VDMS: Your Favorite Visual Data Management System
MIT License
84 stars 31 forks source link

Images stored in a single directory? #89

Closed prashastk closed 3 months ago

prashastk commented 5 years ago

It looks like all images go into a single directory db/images/png. That will create filesystem performance issues when the number of images increases (more details in https://serverfault.com/questions/796665/what-are-the-performance-implications-for-millions-of-files-in-a-modern-file-sys)

There is also a theoretical limit on the number of files that a filesystem can contain. I believe ext4 by default allows a max of 2^32 files. I would expect someone will eventually hit that.

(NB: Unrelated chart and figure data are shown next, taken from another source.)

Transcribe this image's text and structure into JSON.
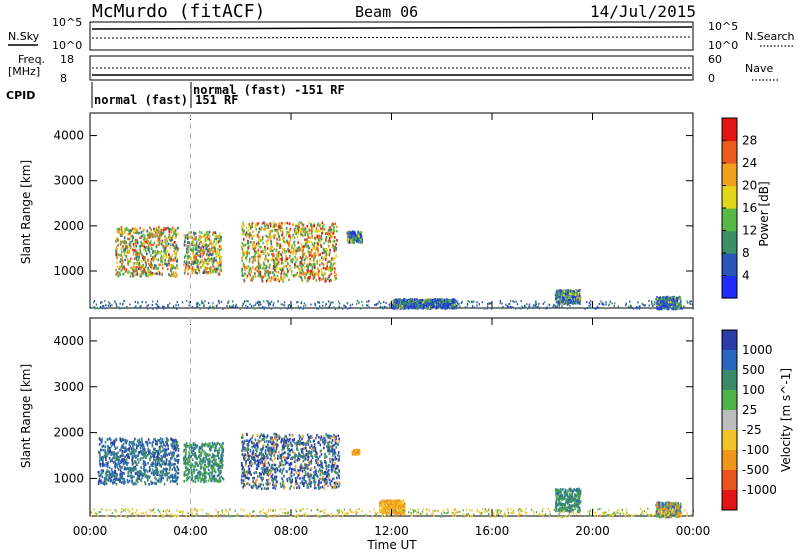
{
  "header": {
    "station": "McMurdo (fitACF)",
    "beam": "Beam 06",
    "date": "14/Jul/2015"
  },
  "top_panels": {
    "nsky_label": "N.Sky",
    "nsearch_label": "N.Search",
    "noise_ticks": [
      "10^5",
      "10^0"
    ],
    "freq_label": "Freq.",
    "freq_unit": "[MHz]",
    "freq_ticks": [
      "18",
      "8"
    ],
    "nave_ticks": [
      "60",
      "0"
    ],
    "nave_label": "Nave",
    "cpid_label": "CPID",
    "cpid_segments": [
      {
        "label": "normal (fast) 151 RF",
        "start_hour": 0.0,
        "end_hour": 4.0
      },
      {
        "label": "normal (fast) -151 RF",
        "start_hour": 4.0,
        "end_hour": 24.0
      }
    ]
  },
  "x_axis": {
    "ticks": [
      "00:00",
      "04:00",
      "08:00",
      "12:00",
      "16:00",
      "20:00",
      "00:00"
    ],
    "tick_hours": [
      0,
      4,
      8,
      12,
      16,
      20,
      24
    ],
    "label": "Time UT"
  },
  "chart_data": [
    {
      "type": "heatmap",
      "name": "power",
      "ylabel": "Slant Range [km]",
      "yticks": [
        "1000",
        "2000",
        "3000",
        "4000"
      ],
      "ylim": [
        180,
        4500
      ],
      "xlim": [
        0,
        24
      ],
      "colorbar": {
        "label": "Power [dB]",
        "ticks": [
          "4",
          "8",
          "12",
          "16",
          "20",
          "24",
          "28"
        ],
        "range": [
          0,
          32
        ],
        "colors": [
          "#1e2cff",
          "#2a55b8",
          "#3a8f67",
          "#56b845",
          "#e3d51a",
          "#f0a11e",
          "#ea5a1c",
          "#e01616"
        ]
      },
      "blobs": [
        {
          "h0": 1.0,
          "h1": 3.5,
          "r0": 900,
          "r1": 2000,
          "level": 0.55
        },
        {
          "h0": 3.7,
          "h1": 5.2,
          "r0": 950,
          "r1": 1900,
          "level": 0.5
        },
        {
          "h0": 6.0,
          "h1": 9.8,
          "r0": 800,
          "r1": 2100,
          "level": 0.6
        },
        {
          "h0": 10.2,
          "h1": 10.8,
          "r0": 1650,
          "r1": 1900,
          "level": 0.25
        },
        {
          "h0": 12.0,
          "h1": 14.5,
          "r0": 200,
          "r1": 400,
          "level": 0.2
        },
        {
          "h0": 18.5,
          "h1": 19.5,
          "r0": 300,
          "r1": 600,
          "level": 0.3
        },
        {
          "h0": 22.5,
          "h1": 23.5,
          "r0": 180,
          "r1": 450,
          "level": 0.25
        }
      ]
    },
    {
      "type": "heatmap",
      "name": "velocity",
      "ylabel": "Slant Range [km]",
      "yticks": [
        "1000",
        "2000",
        "3000",
        "4000"
      ],
      "ylim": [
        180,
        4500
      ],
      "xlim": [
        0,
        24
      ],
      "colorbar": {
        "label": "Velocity [m s^-1]",
        "ticks": [
          "1000",
          "500",
          "100",
          "25",
          "-25",
          "-100",
          "-500",
          "-1000"
        ],
        "colors": [
          "#2a3ca8",
          "#2a68c0",
          "#3a8a6a",
          "#4fb24b",
          "#bdbdbd",
          "#f0c328",
          "#f0961e",
          "#e8551c",
          "#e01616"
        ]
      },
      "blobs": [
        {
          "h0": 0.3,
          "h1": 3.5,
          "r0": 900,
          "r1": 1900,
          "class": "blue-green"
        },
        {
          "h0": 3.7,
          "h1": 5.3,
          "r0": 950,
          "r1": 1800,
          "class": "green"
        },
        {
          "h0": 6.0,
          "h1": 9.9,
          "r0": 800,
          "r1": 2000,
          "class": "blue-green-orange"
        },
        {
          "h0": 10.4,
          "h1": 10.7,
          "r0": 1550,
          "r1": 1650,
          "class": "orange"
        },
        {
          "h0": 11.5,
          "h1": 12.5,
          "r0": 250,
          "r1": 550,
          "class": "orange"
        },
        {
          "h0": 18.5,
          "h1": 19.5,
          "r0": 300,
          "r1": 800,
          "class": "green"
        },
        {
          "h0": 22.5,
          "h1": 23.5,
          "r0": 180,
          "r1": 500,
          "class": "mixed"
        }
      ]
    }
  ]
}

But then, there may be other performance issues of storing 4B+ images in one VDMS instance.

I would recommend:

  1. Create a sub-dir structure to store the files.
  2. Consider creating bigger binary blob files containing multiple images. Reference images by keeping track of starting index and length.
vishakha041 commented 5 years ago

We have talked in the past about it but did not have performance data from a large enough dataset that pointed to this shortcoming. But thank you for the link. We will keep this in mind so we know what to look for.

ifadams commented 3 months ago

@cwlacewe this was solved by sub-dividing the storage directory for local storage. That approach has introduced some other problems, but for the time being this is a solved issue so closing.